Des supercalculateurs dernière génération à l’UTC
Anne-Virginie Salsac, directrice de recherche au CNRS, et Florian De Vuyst, professeur des universités à l’UTC, chercheurs au laboratoire Biomécanique et Bioingénierie (BMBI), accueillent deux supercalculateurs dédiés notamment à des applications en biomédecine et bioingénierie.
Fourni par la société Nvidia et financé par le European Research Council (ERC), cet équipement de calcul de haute performance (HPC) de nouvelle génération fait de l’UTC une pionnière parmi les écoles d’ingénieurs en France. La genèse de ce qui s’apparente à un vrai conte de Noël ? « J’ai participé, lors de l’été 2023 à Marseille, à une université d’été sur le calcul intensif et les GPU (Graphics Processing Units). C’est là que des membres du CEA, avec lequel j’ai longtemps travaillé auparavant, m’ont appris la sortie imminente de ces processeurs que j’ai donc découverts en avantpremière et que j’ai rencontré Cristel Saudemont, directrice de Nvidia France. L’entreprise préparait la sortie mondiale de ces “SuperChip” dont le nom “GH200 Grace Hopper” rendait hommage à celle qui a inventé le langage Cobol* », relate Florian De Vuyst. L’opportunité d’avoir des machines, qui sont un concentré de technologies innovantes, sautait aux yeux, mais le prix constituait un obstacle. C’est finalement de Nvidia que vint la solution. « Nous avons appris que le groupe offrait la possibilité à des institutions de recherche de se doter de deux supercalculateurs au maximum à un prix nettement plus avantageux que le tarif affiché au départ. Cerise sur le gâteau, l’ERC accepta de financer le coût des deux machines » précise Anne-Virginie Salsac.
Les caractéristiques du « GH200 Grace Hopper» ? « Ce “SuperChip” comprend deux types de processeurs placés côte à côte. Le premier, le CPU, est un processeur classique constitué de 72 coeurs ou unités logiques de traitement de type ARM ; le second est un GPU constitué de 20 000 coeurs contre quelques milliers dans les GPU classiques récents. Or, dans nos algorithmes, ce n’est pas tant la puissance de calcul qui nous ralentit mais les communications, c’est-à-dire les allers-retours entre les éléments. Le SuperChip Grace Hopper est le seul à proposer une telle architecture conjointe, qui permet d’optimiser et d’améliorer la communication entre les éléments sans recourir à des éléments intermédiaires tel un bus de communication externe par exemple, le bus étant intégré dans la machine. D’où une puissance de traitement démultipliée, de l’ordre d’une soixantaine de TéraFLOPS (Tera Floating-Point operations per second), puissance qui correspond à celle dont disposaient les grands centres de calcul dans les années 2000–2005. L’autre innovation de Grace Hopper réside dans une mémoire de 500 gigaoctets, là où auparavant on était limité à 32 gigaoctets. Cela va nous permettre de faire du vrai calcul 3D. Autre avantage faisant écho à un grand axe de réflexion de l’UTC : la consommation énergétique, qui, à performances comparables, est divisée par 1 000, passant d’un mégawatt pour un cluster de machines à deux kilowatts », décrit Florian De Vuyst.

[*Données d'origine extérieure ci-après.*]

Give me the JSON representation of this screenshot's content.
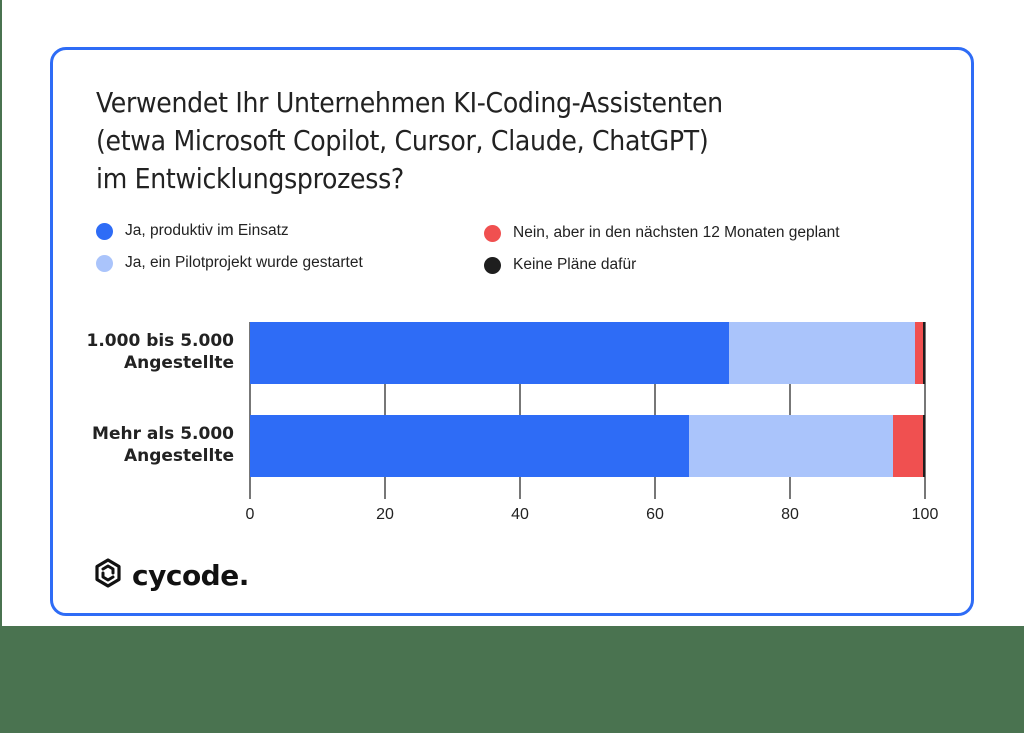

Des super-machines qui vont profiter aux activités de recherche de l’UTC en général et du laboratoire BMBI, spécialisé dans la compréhension de la biomécanique du corps humain et sa réparation, qu’elles soient liées aux écoulements des fluides comme le sang ou la lymphe, au système musculosquelettique et à l’ingénierie tissulaire.
Parmi les projets ? « Nous travaillons notamment sur l’ensemencement de biomatériaux avec des cellules permettant de créer des modèles fidèles de tissus, la caractérisation multi-échelle et multiphysique des tissus et la conception de dispositifs médicaux. Parmi ces derniers, un nouvel implant, conçu en collaboration avec l’hôpital Henri-Mondor et le CNRS, a été breveté en 2018 dans le but de réparer la valve mitrale en passant par les vaisseaux sanguins sans ouvrir le cœur. Un autre projet porte sur des microcapsules protégeant une substance active, un médicament par exemple, à injecter afin de se fixer sur une zone cible spécifique », explique Anne- Virginie Salsac.
Or, l’étude de la dynamique de ces dispositifs requiert des simulations numériques complexes, en raison des fortes interactions entre leurs mouvement/ déformation et l’écoulement sanguin. Des domaines où les besoins en simulation sont considérables. « Les Grace Hopper vont, de ce fait, changer la donne. Leur puissance de calcul va nous faire gagner en efficacité. On devrait ainsi tendre vers des temps de calcul qui devraient devenir compatibles avec la pratique clinique », conclut-elle.